Rugby: les All Blacks, souffre-douleur favoris des Bleus

Publié le 15/06/2009 par " Le Grand Journal "

dusautoir blacks Rugby: les All Blacks, souffre douleur favoris des BleusRugby. La France a remporté (27-22) samedi son premier test match contre la Nouvelle-Zélande.

Et si les Bleus devenaient la bête noire des All Blacks ? Bien que séduisante, la fréquence des défaites néo-zélandaises n’autorise pas encore tout à fait ce genre de formule. N’empêche, en battant (27-22) l’équipe la plus mythique du monde – y compris quand elle n’est pas la meilleure -, samedi, chez elle à Dunedin, le XV de France a sans doute marqué les esprits… et déconcerté un peu plus les observateurs qui la voient réussir des coups d’éclats quand on la croit atone, ou cafouiller dès l’instant qu’on la pressent rassérénée.

Samedi, la copie n’a pour ainsi dire pas comporté la moindre rature. Trois essais de facture très différente (Trinh-Duc qui enfonce quatre adversaires comme s’il avait en face de lui une équipe de Fédérale, Servat en force, Médard en contre) permettant de faire la course en tête, une défense intraitable, à l’instar d’un collectif qui ne cède jamais à la panique – même quand son avantage fond de 17-3 à 17-11 durant la dernière minute de la première mi-temps -, des individualités qu’au terme d’une saison harassante on n’aurait jamais crues encore si fringantes (Médard, Trinh-Duc, Dupuy, Picamoles, Barcella)… Et voilà des All Blacks sans âme défaits à domicile pour la quatrième fois de leur histoire par l’équipe de France (1).

«Vivier». Un record qui, même si l’événement ne survient qu’en moyenne tous les quinze ans, peut cependant laisser des traces. Car, du côté néo-zélandais, on a toujours en travers de la gorge le quart de finale de la Coupe du monde 2007 à Cardiff, quand les Bleus avaient prématurément éliminé l’équipe favorite de la compétition. Alors, d’ici à ce que les feux follets français commencent sérieusement à faire gamberger au pays des moutons.

Certes, personne n’oublie que les Blacks ont joué sans une dizaine de stars – Richie McCaw, Ali Williams, Dan Carter, Rodney So’Oialo ou Richard Kahui… Mais, justement, le fait qu’ils n’aient jamais été en mesure de mettre les Français au pas incite la presse néo-zélandaise à cogiter (déjà).
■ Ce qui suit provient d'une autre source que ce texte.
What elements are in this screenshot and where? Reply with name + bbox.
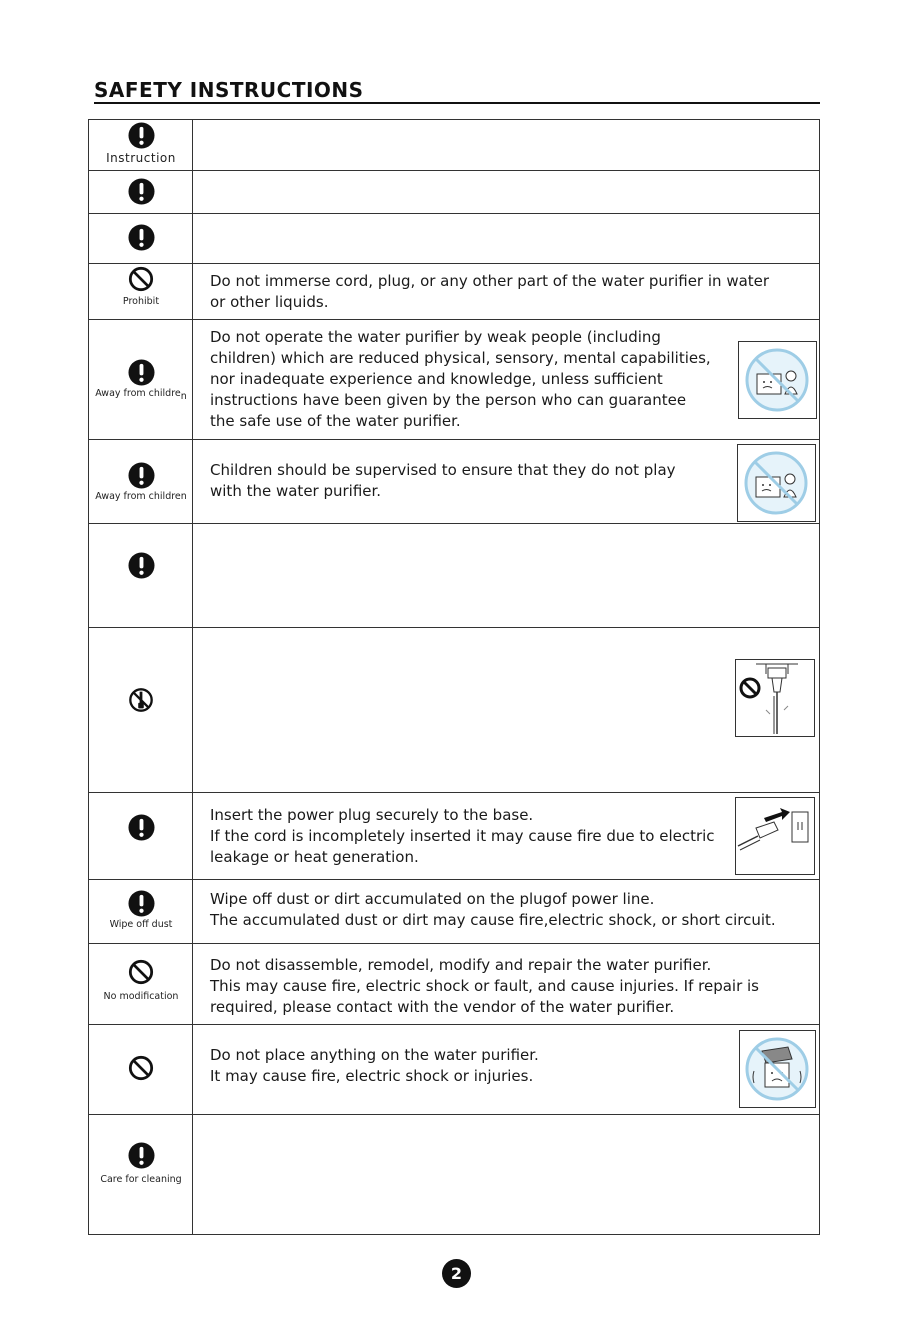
icon-cell <box>89 880 193 943</box>
safety-row-9 <box>89 792 819 879</box>
plug-picture <box>736 660 814 736</box>
row-text <box>210 955 759 1018</box>
exclamation-icon <box>128 122 155 149</box>
plug-insert-illustration <box>735 797 815 875</box>
icon-label-away-from-children <box>89 388 193 402</box>
icon-label-instruction: Instruction <box>106 151 176 165</box>
no-objects-on-top-illustration <box>739 1030 816 1108</box>
prohibit-icon <box>128 1055 154 1081</box>
icon-label-away-from-children: Away from children <box>95 491 187 502</box>
safety-row-12 <box>89 1024 819 1114</box>
exclamation-icon <box>128 178 155 205</box>
title-underline <box>94 102 820 104</box>
safety-row-2 <box>89 170 819 213</box>
exclamation-icon <box>128 552 155 579</box>
prohibit-icon <box>128 266 154 292</box>
row-text <box>210 271 769 313</box>
icon-cell <box>89 524 193 627</box>
icon-cell <box>89 171 193 213</box>
exclamation-icon <box>128 224 155 251</box>
icon-cell <box>89 264 193 319</box>
text-line: Do not place anything on the water purifier. <box>210 1046 539 1064</box>
no-children-picture <box>738 445 815 521</box>
text-line: nor inadequate experience and knowledge, unless sufficient <box>210 370 663 388</box>
icon-label-care-for-cleaning: Care for cleaning <box>100 1174 182 1185</box>
row-text <box>210 327 711 432</box>
page-number: 2 <box>442 1259 471 1288</box>
safety-row-5 <box>89 319 819 439</box>
no-disassemble-icon <box>128 687 154 713</box>
no-children-picture <box>739 342 816 418</box>
no-objects-picture <box>740 1031 815 1107</box>
icon-cell <box>89 1115 193 1234</box>
row-text <box>210 460 676 502</box>
text-line: It may cause fire, electric shock or injuries. <box>210 1067 534 1085</box>
page-title: SAFETY INSTRUCTIONS <box>94 78 364 102</box>
icon-label-wipe-off-dust: Wipe off dust <box>109 919 173 930</box>
icon-label-tail: n <box>180 391 187 402</box>
text-line: instructions have been given by the person who can guarantee <box>210 391 687 409</box>
prohibit-icon <box>128 959 154 985</box>
text-line: Do not disassemble, remodel, modify and repair the water purifier. <box>210 956 712 974</box>
text-line: Children should be supervised to ensure that they do not play <box>210 461 676 479</box>
text-line: If the cord is incompletely inserted it may cause fire due to electric <box>210 827 715 845</box>
text-line: Wipe off dust or dirt accumulated on the plugof power line. <box>210 890 655 908</box>
icon-label-prohibit: Prohibit <box>122 296 160 307</box>
safety-row-6 <box>89 439 819 523</box>
safety-row-4 <box>89 263 819 319</box>
safety-row-13 <box>89 1114 819 1234</box>
icon-cell <box>89 120 193 170</box>
icon-cell <box>89 628 193 792</box>
row-text <box>210 805 715 868</box>
row-text <box>210 889 776 931</box>
exclamation-icon <box>128 462 155 489</box>
icon-cell <box>89 440 193 523</box>
safety-row-11 <box>89 943 819 1024</box>
safety-row-10 <box>89 879 819 943</box>
safety-row-7 <box>89 523 819 627</box>
safety-row-1 <box>89 120 819 170</box>
icon-cell <box>89 320 193 439</box>
icon-cell <box>89 1025 193 1114</box>
child-prohibition-illustration <box>738 341 817 419</box>
icon-label-text: Away from childre <box>95 388 181 399</box>
text-line: with the water purifier. <box>210 482 382 500</box>
icon-label-no-modification: No modification <box>103 991 179 1002</box>
row-text <box>210 1045 539 1087</box>
text-line: Do not immerse cord, plug, or any other part of the water purifier in water <box>210 272 770 290</box>
text-line: The accumulated dust or dirt may cause fire,electric shock, or short circuit. <box>210 911 776 929</box>
text-line: the safe use of the water purifier. <box>210 412 461 430</box>
safety-row-8 <box>89 627 819 792</box>
text-line: leakage or heat generation. <box>210 848 419 866</box>
exclamation-icon <box>128 359 155 386</box>
text-line: Insert the power plug securely to the base. <box>210 806 534 824</box>
text-line: children) which are reduced physical, sensory, mental capabilities, <box>210 349 711 367</box>
safety-row-3 <box>89 213 819 263</box>
exclamation-icon <box>128 1142 155 1169</box>
icon-cell <box>89 214 193 263</box>
text-line: or other liquids. <box>210 293 329 311</box>
plug-prohibition-illustration <box>735 659 815 737</box>
exclamation-icon <box>128 814 155 841</box>
plug-insert-picture <box>736 798 814 874</box>
text-line: This may cause fire, electric shock or fault, and cause injuries. If repair is <box>210 977 760 995</box>
text-line: required, please contact with the vendor of the water purifier. <box>210 998 675 1016</box>
exclamation-icon <box>128 890 155 917</box>
child-prohibition-illustration <box>737 444 816 522</box>
safety-table <box>88 119 820 1235</box>
text-line: Do not operate the water purifier by weak people (including <box>210 328 661 346</box>
icon-cell <box>89 793 193 879</box>
icon-cell <box>89 944 193 1024</box>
Sur le thème «cette défaite soulève des questions quant à notre capacité à gagner la Coupe à domicile [en 2011, ndlr]», l’édition dominicale du New Zealand Herald extrapole : «La Nouvelle-Zélande possède assurément beaucoup de joueurs de grand talent, mais pas un vivier infini d’individualités de classe mondiale.»
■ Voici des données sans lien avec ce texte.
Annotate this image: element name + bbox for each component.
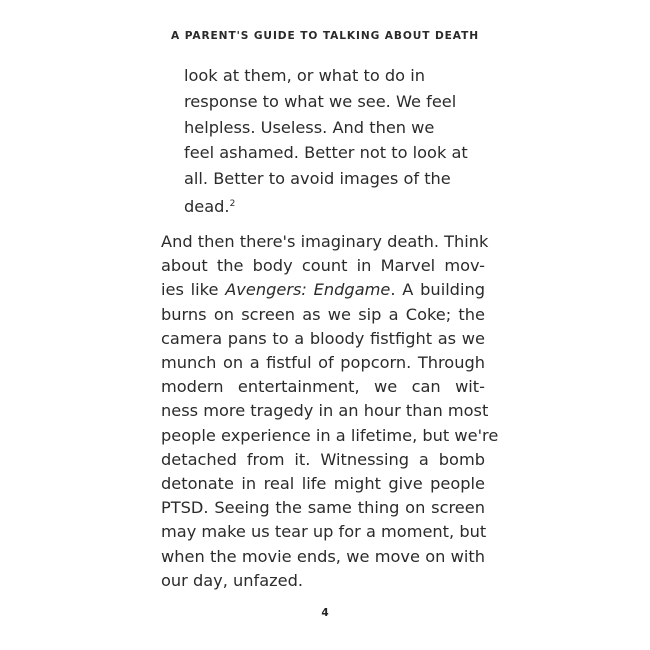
text-line: ness more tragedy in an hour than most — [161, 401, 489, 421]
text-line: look at them, or what to do in — [184, 66, 425, 85]
text-line: And then there's imaginary death. Think — [161, 232, 489, 251]
text-line: detonate in real life might give people — [161, 474, 485, 494]
text-line: feel ashamed. Better not to look at — [184, 143, 468, 163]
text-line-with-italic — [161, 278, 485, 302]
block-quote — [184, 63, 484, 220]
text-line: people experience in a lifetime, but we're — [161, 425, 499, 445]
text-fragment: dead. — [184, 196, 230, 216]
text-line: all. Better to avoid images of the — [184, 169, 451, 189]
italic-title: Avengers: Endgame — [225, 280, 391, 300]
text-line: our day, unfazed. — [161, 570, 304, 590]
text-fragment: . A building — [390, 280, 485, 300]
footnote-reference: 2 — [229, 198, 236, 209]
text-line: burns on screen as we sip a Coke; the — [161, 304, 485, 324]
text-line-with-footnote — [184, 192, 484, 220]
text-line: camera pans to a bloody fistfight as we — [161, 328, 485, 348]
body-paragraph — [161, 230, 499, 593]
text-fragment: ies like — [161, 280, 226, 300]
running-head: A PARENT'S GUIDE TO TALKING ABOUT DEATH — [171, 30, 479, 42]
text-line: munch on a fistful of popcorn. Through — [161, 353, 485, 373]
text-line: about the body count in Marvel mov- — [161, 256, 485, 276]
text-line: detached from it. Witnessing a bomb — [161, 449, 485, 469]
text-line: when the movie ends, we move on with — [161, 546, 485, 566]
text-line: may make us tear up for a moment, but — [161, 522, 487, 542]
text-line: modern entertainment, we can wit- — [161, 377, 485, 397]
page-number: 4 — [321, 607, 329, 619]
text-line: response to what we see. We feel — [184, 91, 457, 111]
text-line: helpless. Useless. And then we — [184, 117, 435, 137]
text-line: PTSD. Seeing the same thing on screen — [161, 498, 485, 518]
Replaçant le match dans son époque, Steve Hansen, l’entraîneur assistant de Graham Henry, rappelle pour sa part que la «Nouvelle-Zélande a vu de nombreux joueurs traverser les océans». Avant de philosopher : «Compte tenu des moyens actuels, on ne pouvait pas aligner une meilleure équipe. C’est un jeune groupe et, comme tout jeune groupe, il doit aussi se construire dans la douleur.»

Confiance. Côté tricolore, bien sûr, le son de cloche diffère sensiblement, sans que quiconque tombe dans le panneau de la béatitude. Sans prendre la peine de préciser que les Bleus, eux non plus, n’affichaient pas complet (avec plusieurs blessés – Nallet, Parra… – et les Perpignanais et Clermontois ménagés, une semaine après la finale du championnat), le staff tricolore a surtout commencé à se projeter dans le rendez-vous de samedi prochain, à Wellington, où les All Blacks voudront laver l’affront. Charge alors aux hommes de Marc Lièvremont de démontrer – comme ils en ont rarement été capables depuis deux ans – leur faculté à aligner deux performances consécutives de haut niveau sur des bases comparables. Si tel était le cas, là, le capital confiance néo-zélandais risque sérieusement de s’effriter.

(1) Après 1979, 24-19, et le double succès lors de la tournée de 1994, 22-8 et 23-20.